Noma, an Israeli startup dedicated to AI security, has successfully raised $25 million in a Series A funding round led by Ballistic Ventures. This follows a $7 million Seed round less than a year ago, led by Glilot Capital Partners and supported by Cyber Club London. The rounds attracted numerous strategic angel investors, including current and former Chief Information Security Officers (CISOs) from major companies such as McDonald's, Google DeepMind, Twitter, Atlassian, BNP Paribas, T-Mobile, and Nielsen. Notable investors also include security experts like Zohar Alon, founder of Dome9 Security; Ofer Ben-Noon and Ohad Bobrov of Talon Cyber Security; Guy Nizan, CEO of IntSights; former IntSights CTO Gal Ben-David; Ronen Zoran, ex-CRO of CyberArk; Varun Badhwar, who established Prisma Cloud; and Manoj Apte, former CSO of Zscaler.


Simultaneously, Noma has launched a comprehensive security platform tailored for application development within the AI and data domains. The platform provides an end-to-end solution for AI discovery, security, protection, and compliance across all stages of AI and data development. This includes shielding against supply chain risks such as vulnerabilities in data pipelines, unscanned code, misconfigurations in MLOps tools, and the handling of sensitive data used in model training. It also mitigates threats from susceptible or malicious AI models, runtime prompt injection, and other emerging security challenges.


Founded in 2023 by CEO Niv Braun and CTO Alon Tron, who both served in Israel's renowned 8200 intelligence unit, Noma is actively shaping industry standards for AI security as a member of the OWASP AI Exchange and is contributing to U.S. government policies on AI security.

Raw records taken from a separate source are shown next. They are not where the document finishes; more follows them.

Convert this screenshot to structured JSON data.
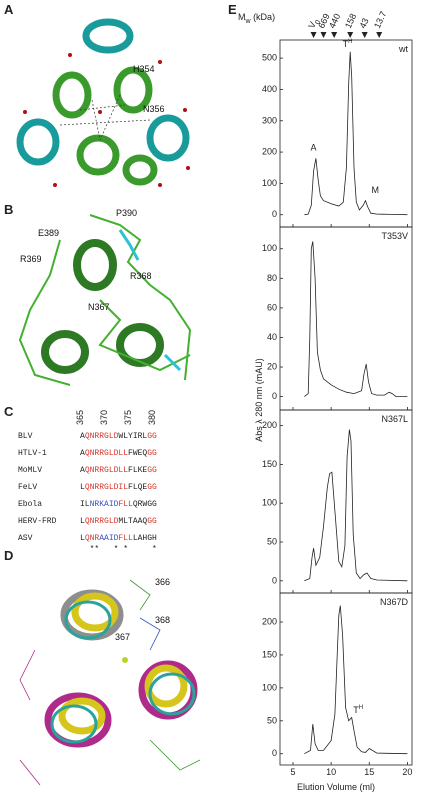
{
  "panels": {
    "A": {
      "letter": "A",
      "labels": [
        "H354",
        "N356"
      ]
    },
    "B": {
      "letter": "B",
      "labels": [
        "P390",
        "E389",
        "R369",
        "R368",
        "N367"
      ]
    },
    "C": {
      "letter": "C",
      "numbering": [
        365,
        370,
        375,
        380
      ],
      "rows": [
        {
          "name": "BLV",
          "seq": [
            {
              "t": "A",
              "c": "#222"
            },
            {
              "t": "QNRRGLD",
              "c": "#d4372c"
            },
            {
              "t": "WLYIRL",
              "c": "#222"
            },
            {
              "t": "GG",
              "c": "#d4372c"
            }
          ]
        },
        {
          "name": "HTLV-1",
          "seq": [
            {
              "t": "A",
              "c": "#222"
            },
            {
              "t": "QNRRGLDLL",
              "c": "#d4372c"
            },
            {
              "t": "FWEQ",
              "c": "#222"
            },
            {
              "t": "GG",
              "c": "#d4372c"
            }
          ]
        },
        {
          "name": "MoMLV",
          "seq": [
            {
              "t": "A",
              "c": "#222"
            },
            {
              "t": "QNRRGLDLL",
              "c": "#d4372c"
            },
            {
              "t": "FLKE",
              "c": "#222"
            },
            {
              "t": "GG",
              "c": "#d4372c"
            }
          ]
        },
        {
          "name": "FeLV",
          "seq": [
            {
              "t": "L",
              "c": "#222"
            },
            {
              "t": "QNRRGLDIL",
              "c": "#d4372c"
            },
            {
              "t": "FLQE",
              "c": "#222"
            },
            {
              "t": "GG",
              "c": "#d4372c"
            }
          ]
        },
        {
          "name": "Ebola",
          "seq": [
            {
              "t": "IL",
              "c": "#222"
            },
            {
              "t": "NRKAID",
              "c": "#3a4fc0"
            },
            {
              "t": "FLL",
              "c": "#d4372c"
            },
            {
              "t": "QRWGG",
              "c": "#222"
            }
          ]
        },
        {
          "name": "HERV-FRD",
          "seq": [
            {
              "t": "L",
              "c": "#222"
            },
            {
              "t": "QNRRGLD",
              "c": "#d4372c"
            },
            {
              "t": "MLTAAQ",
              "c": "#222"
            },
            {
              "t": "GG",
              "c": "#d4372c"
            }
          ]
        },
        {
          "name": "ASV",
          "seq": [
            {
              "t": "L",
              "c": "#222"
            },
            {
              "t": "QNR",
              "c": "#d4372c"
            },
            {
              "t": "AAID",
              "c": "#3a4fc0"
            },
            {
              "t": "FLL",
              "c": "#d4372c"
            },
            {
              "t": "LAHGH",
              "c": "#222"
            }
          ]
        }
      ],
      "conservation": "  **   * *     *"
    },
    "D": {
      "letter": "D",
      "labels": [
        "366",
        "368",
        "367"
      ]
    },
    "E": {
      "letter": "E"
    }
  },
  "chart_data": [
    {
      "type": "line",
      "title": "wt",
      "xlim": [
        3.3,
        20.6
      ],
      "xticks": [
        5,
        10,
        15,
        20
      ],
      "ylim": [
        -20,
        545
      ],
      "yticks": [
        0,
        100,
        200,
        300,
        400,
        500
      ],
      "x": [
        6.5,
        7,
        7.4,
        7.7,
        8,
        8.3,
        8.6,
        9,
        10,
        11,
        11.6,
        12,
        12.3,
        12.5,
        12.7,
        13,
        13.3,
        13.7,
        14.2,
        14.5,
        14.8,
        15.2,
        16,
        18,
        20
      ],
      "values": [
        0,
        2,
        30,
        140,
        180,
        110,
        60,
        45,
        35,
        28,
        40,
        150,
        420,
        520,
        440,
        150,
        40,
        15,
        30,
        45,
        25,
        5,
        2,
        1,
        0
      ],
      "annotations": [
        {
          "text": "A",
          "x": 7.3,
          "y": 205
        },
        {
          "text": "T",
          "sup": "H",
          "x": 11.5,
          "y": 535
        },
        {
          "text": "M",
          "x": 15.3,
          "y": 70
        }
      ],
      "axis_title": {
        "main": "M",
        "sub": "w",
        "rest": " (kDa)"
      },
      "markers": [
        {
          "label": "V",
          "sub": "0",
          "x": 7.7
        },
        {
          "label": "669",
          "x": 9.0
        },
        {
          "label": "440",
          "x": 10.4
        },
        {
          "label": "158",
          "x": 12.5
        },
        {
          "label": "43",
          "x": 14.4
        },
        {
          "label": "13.7",
          "x": 16.3
        }
      ],
      "ylabel": "Abs λ 280 nm (mAU)"
    },
    {
      "type": "line",
      "title": "T353V",
      "xlim": [
        3.3,
        20.6
      ],
      "xticks": [
        5,
        10,
        15,
        20
      ],
      "ylim": [
        -5,
        112
      ],
      "yticks": [
        0,
        20,
        40,
        60,
        80,
        100
      ],
      "x": [
        6.5,
        7,
        7.2,
        7.4,
        7.6,
        7.9,
        8.2,
        8.6,
        9,
        10,
        11,
        12,
        13,
        14,
        14.3,
        14.6,
        14.9,
        15.3,
        16,
        17,
        17.6,
        18,
        18.5,
        20
      ],
      "values": [
        0,
        2,
        40,
        100,
        105,
        80,
        30,
        18,
        12,
        8,
        5,
        3,
        2,
        4,
        15,
        22,
        10,
        2,
        1,
        1,
        3,
        2,
        0,
        0
      ]
    },
    {
      "type": "line",
      "title": "N367L",
      "xlim": [
        3.3,
        20.6
      ],
      "xticks": [
        5,
        10,
        15,
        20
      ],
      "ylim": [
        -8,
        215
      ],
      "yticks": [
        0,
        50,
        100,
        150,
        200
      ],
      "x": [
        6.5,
        7.2,
        7.5,
        7.7,
        8,
        8.5,
        9,
        9.5,
        9.8,
        10.1,
        10.5,
        11,
        11.4,
        11.8,
        12.1,
        12.4,
        12.6,
        12.9,
        13.3,
        13.8,
        14.3,
        14.7,
        15.2,
        16,
        20
      ],
      "values": [
        0,
        3,
        30,
        42,
        20,
        30,
        70,
        120,
        138,
        140,
        90,
        25,
        18,
        45,
        160,
        195,
        180,
        60,
        10,
        3,
        8,
        10,
        3,
        1,
        0
      ]
    },
    {
      "type": "line",
      "title": "N367D",
      "xlim": [
        3.3,
        20.6
      ],
      "xticks": [
        5,
        10,
        15,
        20
      ],
      "ylim": [
        -8,
        238
      ],
      "yticks": [
        0,
        50,
        100,
        150,
        200
      ],
      "x": [
        6.5,
        7.3,
        7.6,
        7.9,
        8.3,
        9,
        10,
        10.5,
        10.8,
        11,
        11.2,
        11.5,
        11.9,
        12.3,
        12.7,
        13,
        13.4,
        14,
        14.5,
        15,
        16,
        20
      ],
      "values": [
        0,
        5,
        45,
        15,
        5,
        5,
        20,
        60,
        150,
        210,
        225,
        180,
        70,
        50,
        55,
        35,
        10,
        3,
        2,
        8,
        1,
        0
      ],
      "annotations": [
        {
          "text": "T",
          "sup": "H",
          "x": 12.9,
          "y": 62
        }
      ],
      "xlabel": "Elution Volume (ml)"
    }
  ]
}
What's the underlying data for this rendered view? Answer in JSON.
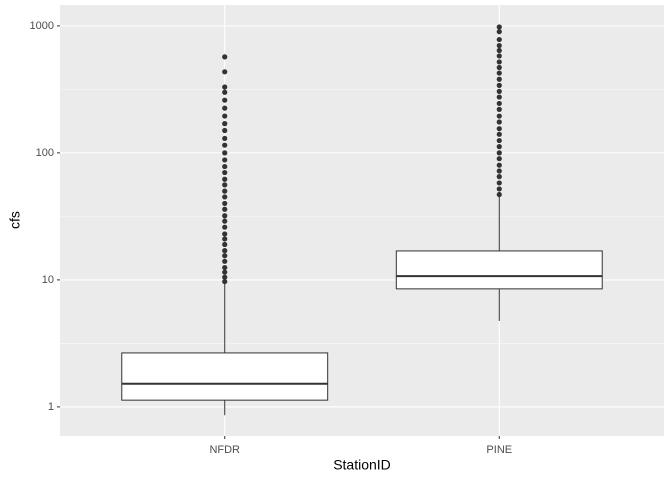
{
  "chart_data": {
    "type": "box",
    "x_label": "StationID",
    "y_label": "cfs",
    "categories": [
      "NFDR",
      "PINE"
    ],
    "boxes": [
      {
        "whisker_low": 0.86,
        "q1": 1.13,
        "median": 1.52,
        "q3": 2.66,
        "whisker_high": 9.5,
        "outliers": [
          9.7,
          10.5,
          11.5,
          12.5,
          14,
          15.5,
          17,
          19,
          21,
          23,
          26,
          29,
          32,
          36,
          40,
          45,
          50,
          56,
          62,
          70,
          78,
          88,
          100,
          115,
          130,
          150,
          170,
          195,
          225,
          260,
          300,
          330,
          435,
          570
        ]
      },
      {
        "whisker_low": 4.75,
        "q1": 8.5,
        "median": 10.7,
        "q3": 16.9,
        "whisker_high": 45.8,
        "outliers": [
          47,
          52,
          58,
          65,
          72,
          80,
          90,
          100,
          112,
          125,
          140,
          155,
          175,
          195,
          220,
          245,
          275,
          305,
          340,
          380,
          425,
          470,
          520,
          580,
          640,
          700,
          780,
          900,
          980
        ]
      }
    ],
    "box_fill": "#ffffff",
    "box_stroke": "#333333",
    "outlier_color": "#333333",
    "log_scale": true,
    "ylim": [
      0.59,
      1460
    ],
    "yticks": [
      1,
      10,
      100,
      1000
    ],
    "grid": true
  }
}
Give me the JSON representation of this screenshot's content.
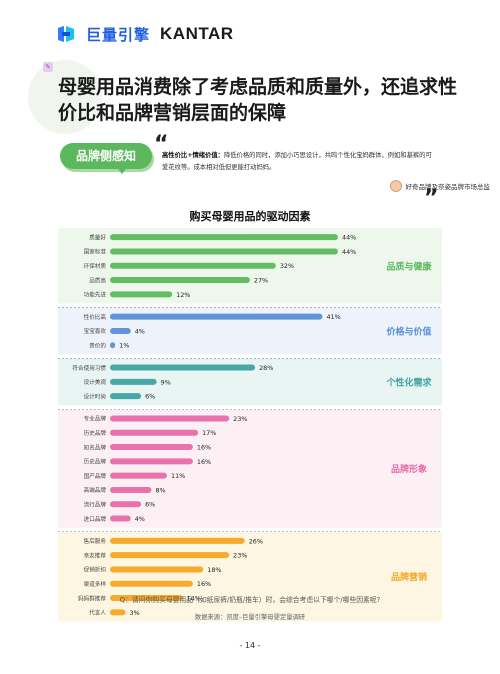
{
  "header": {
    "brand_cn": "巨量引擎",
    "brand_en": "KANTAR"
  },
  "headline": "母婴用品消费除了考虑品质和质量外，还追求性价比和品牌营销层面的保障",
  "pill_label": "品牌侧感知",
  "quote": {
    "bold": "高性价比+情绪价值：",
    "text": "降低价格的同时，添加小巧思设计，共鸣个性化宝妈群体，例如和基裤的可爱花纹等。成本相对低但更能打动妈妈。",
    "source": "好奇品牌及奈姿品牌市场总监"
  },
  "chart_title": "购买母婴用品的驱动因素",
  "question": "Q：请问你购买母婴用品（如纸尿裤/奶瓶/推车）时，会综合考虑以下哪个/哪些因素呢?",
  "source": "数据来源：凯度–巨量引擎母婴定量调研",
  "page_number": "- 14 -",
  "colors": {
    "green": "#5cb85c",
    "blue": "#5b8fd6",
    "pink": "#e86aa8",
    "orange": "#f5a623"
  },
  "chart_data": {
    "type": "bar",
    "orientation": "horizontal",
    "title": "购买母婴用品的驱动因素",
    "value_unit": "%",
    "xlim": [
      0,
      44
    ],
    "groups": [
      {
        "name": "品质与健康",
        "color": "#5cb85c",
        "bg": "#eef7ec",
        "categories": [
          "质量好",
          "国家标准",
          "环保材质",
          "品质高",
          "功能先进"
        ],
        "values": [
          44,
          44,
          32,
          27,
          12
        ]
      },
      {
        "name": "价格与价值",
        "color": "#5b8fd6",
        "bg": "#edf2fb",
        "categories": [
          "性价比高",
          "宝宝喜欢",
          "贵价的"
        ],
        "values": [
          41,
          4,
          1
        ]
      },
      {
        "name": "个性化需求",
        "color": "#3fa3a0",
        "bg": "#e9f5f3",
        "categories": [
          "符合使用习惯",
          "设计美观",
          "设计时尚"
        ],
        "values": [
          28,
          9,
          6
        ]
      },
      {
        "name": "品牌形象",
        "color": "#e86aa8",
        "bg": "#fcf0f5",
        "categories": [
          "专业品牌",
          "历史品牌",
          "知名品牌",
          "历史品牌",
          "国产品牌",
          "高端品牌",
          "流行品牌",
          "进口品牌"
        ],
        "values": [
          23,
          17,
          16,
          16,
          11,
          8,
          6,
          4
        ]
      },
      {
        "name": "品牌营销",
        "color": "#f5a623",
        "bg": "#fdf6e3",
        "categories": [
          "售后服务",
          "亲友推荐",
          "促销折扣",
          "渠道多样",
          "妈妈群推荐",
          "代言人"
        ],
        "values": [
          26,
          23,
          18,
          16,
          14,
          3
        ]
      }
    ]
  }
}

Currently, Noma employs a team of 20 across Israel and the U.S. and has plans to double its workforce over the next year.


CEO Niv Braun emphasized the unique challenges posed by the Data & AI Lifecycle, which is fundamentally different from traditional software development lifecycles.

"The Data & AI lifecycle introduces a distinct supply chain with open source components and runtime artifacts that standard security tools don't cover," Braun explained.

"Organizations are already facing compromises from misconfigured data pipelines, MLOps tools, and vulnerable open-source models. It's only a matter of time before we face an AI security incident on the scale of SolarWinds or Log4Shell. There's a critical need for a security framework that fully addresses the entire Data & AI Lifecycle."